Are Mobile Apps Dead?

I have a dear mentor named Yoshi. Yoshi is immersed in all things technology and has had a very great record for trainspotting early stage trends. He was the first person to introduce me to mobile couponing, cloud computing, Augmented Reality, in memory analytics, bit coin technology, and big data storage. We get together for lunch once or twice a year, and I await the next discovery. This year's subject was about the coming demise of the mobile application, in favor of the rise in chat platforms.

American adoption of mobile technology has always lagged behind Asia. Yoshi travels frequently to the Far East and has many keen observations of trends emerging in Singapore, China, Korea and Japan. The one that fascinates him the most is the rise of chat platforms in China, where the ecommerce is heavily tied to the chat stream. Simply said, your phone does not need to contain separate mobile applications. Rather, the chat stream has become the main channel, and the platform can directly link merchants into this dialogue. Imagine two users chatting about meeting up, exchanging an address to meet up, and while in chat, ordering a ride service to this location.

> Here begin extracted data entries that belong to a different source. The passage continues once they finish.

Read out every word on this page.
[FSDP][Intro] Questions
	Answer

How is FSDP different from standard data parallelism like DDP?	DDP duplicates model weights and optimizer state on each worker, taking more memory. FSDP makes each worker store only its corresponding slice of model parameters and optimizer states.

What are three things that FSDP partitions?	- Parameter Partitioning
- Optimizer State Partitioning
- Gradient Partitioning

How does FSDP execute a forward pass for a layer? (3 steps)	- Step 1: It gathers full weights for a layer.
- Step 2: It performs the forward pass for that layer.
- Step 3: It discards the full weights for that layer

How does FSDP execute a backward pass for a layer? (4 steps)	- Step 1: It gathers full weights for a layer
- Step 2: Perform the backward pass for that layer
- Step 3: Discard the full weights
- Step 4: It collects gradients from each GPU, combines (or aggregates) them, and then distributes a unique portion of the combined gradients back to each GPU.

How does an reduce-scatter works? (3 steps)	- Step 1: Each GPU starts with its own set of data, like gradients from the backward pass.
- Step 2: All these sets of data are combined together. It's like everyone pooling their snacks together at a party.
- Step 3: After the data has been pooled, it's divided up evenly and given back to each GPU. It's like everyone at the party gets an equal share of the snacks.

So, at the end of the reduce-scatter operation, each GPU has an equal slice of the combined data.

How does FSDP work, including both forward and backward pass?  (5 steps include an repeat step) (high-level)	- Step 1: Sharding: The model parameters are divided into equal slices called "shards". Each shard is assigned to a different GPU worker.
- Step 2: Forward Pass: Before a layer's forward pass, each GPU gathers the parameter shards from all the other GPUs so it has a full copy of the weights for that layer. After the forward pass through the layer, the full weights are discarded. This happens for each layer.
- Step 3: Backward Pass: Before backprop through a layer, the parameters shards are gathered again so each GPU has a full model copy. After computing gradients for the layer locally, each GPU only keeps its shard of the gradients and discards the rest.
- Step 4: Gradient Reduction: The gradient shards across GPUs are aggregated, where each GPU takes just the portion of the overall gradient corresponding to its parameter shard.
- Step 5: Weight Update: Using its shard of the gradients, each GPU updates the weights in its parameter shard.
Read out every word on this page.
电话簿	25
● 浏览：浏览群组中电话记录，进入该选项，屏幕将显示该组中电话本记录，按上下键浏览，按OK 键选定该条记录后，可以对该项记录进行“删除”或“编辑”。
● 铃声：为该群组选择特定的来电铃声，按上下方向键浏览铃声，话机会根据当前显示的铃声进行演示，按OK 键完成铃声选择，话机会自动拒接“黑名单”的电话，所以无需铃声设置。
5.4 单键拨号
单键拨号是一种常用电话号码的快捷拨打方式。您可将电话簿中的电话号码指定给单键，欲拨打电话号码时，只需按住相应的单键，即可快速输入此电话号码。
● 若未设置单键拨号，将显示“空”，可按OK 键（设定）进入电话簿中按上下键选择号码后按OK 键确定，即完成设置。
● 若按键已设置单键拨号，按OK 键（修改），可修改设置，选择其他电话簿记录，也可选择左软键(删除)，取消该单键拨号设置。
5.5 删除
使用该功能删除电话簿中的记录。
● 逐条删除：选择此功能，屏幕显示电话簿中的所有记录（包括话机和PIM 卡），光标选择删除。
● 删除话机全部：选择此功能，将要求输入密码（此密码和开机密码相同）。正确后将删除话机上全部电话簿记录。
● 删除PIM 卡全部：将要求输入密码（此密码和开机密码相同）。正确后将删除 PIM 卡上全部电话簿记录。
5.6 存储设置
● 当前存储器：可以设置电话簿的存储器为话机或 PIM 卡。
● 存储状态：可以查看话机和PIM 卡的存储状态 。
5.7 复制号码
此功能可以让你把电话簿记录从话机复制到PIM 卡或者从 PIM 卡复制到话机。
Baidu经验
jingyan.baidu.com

The nature of chat, and its cousin live video streaming, will be the next mobile wave. FaceBook launched their live streaming product this month, and Meerkat, Periscope and Streamago have also entered into the market. I think of these as competitive offerings, so the blue ocean will very quickly turn into a red ocean soon. Mobile application adoption is at a new low: recent surveys suggest the attrition of usage is in the low to mid 90s by percentage of non-use. People use them once and abandon them. The excitement for me is that most users are active text and chat users, so it only stands to reason that embedded ecommerce will be the next wave.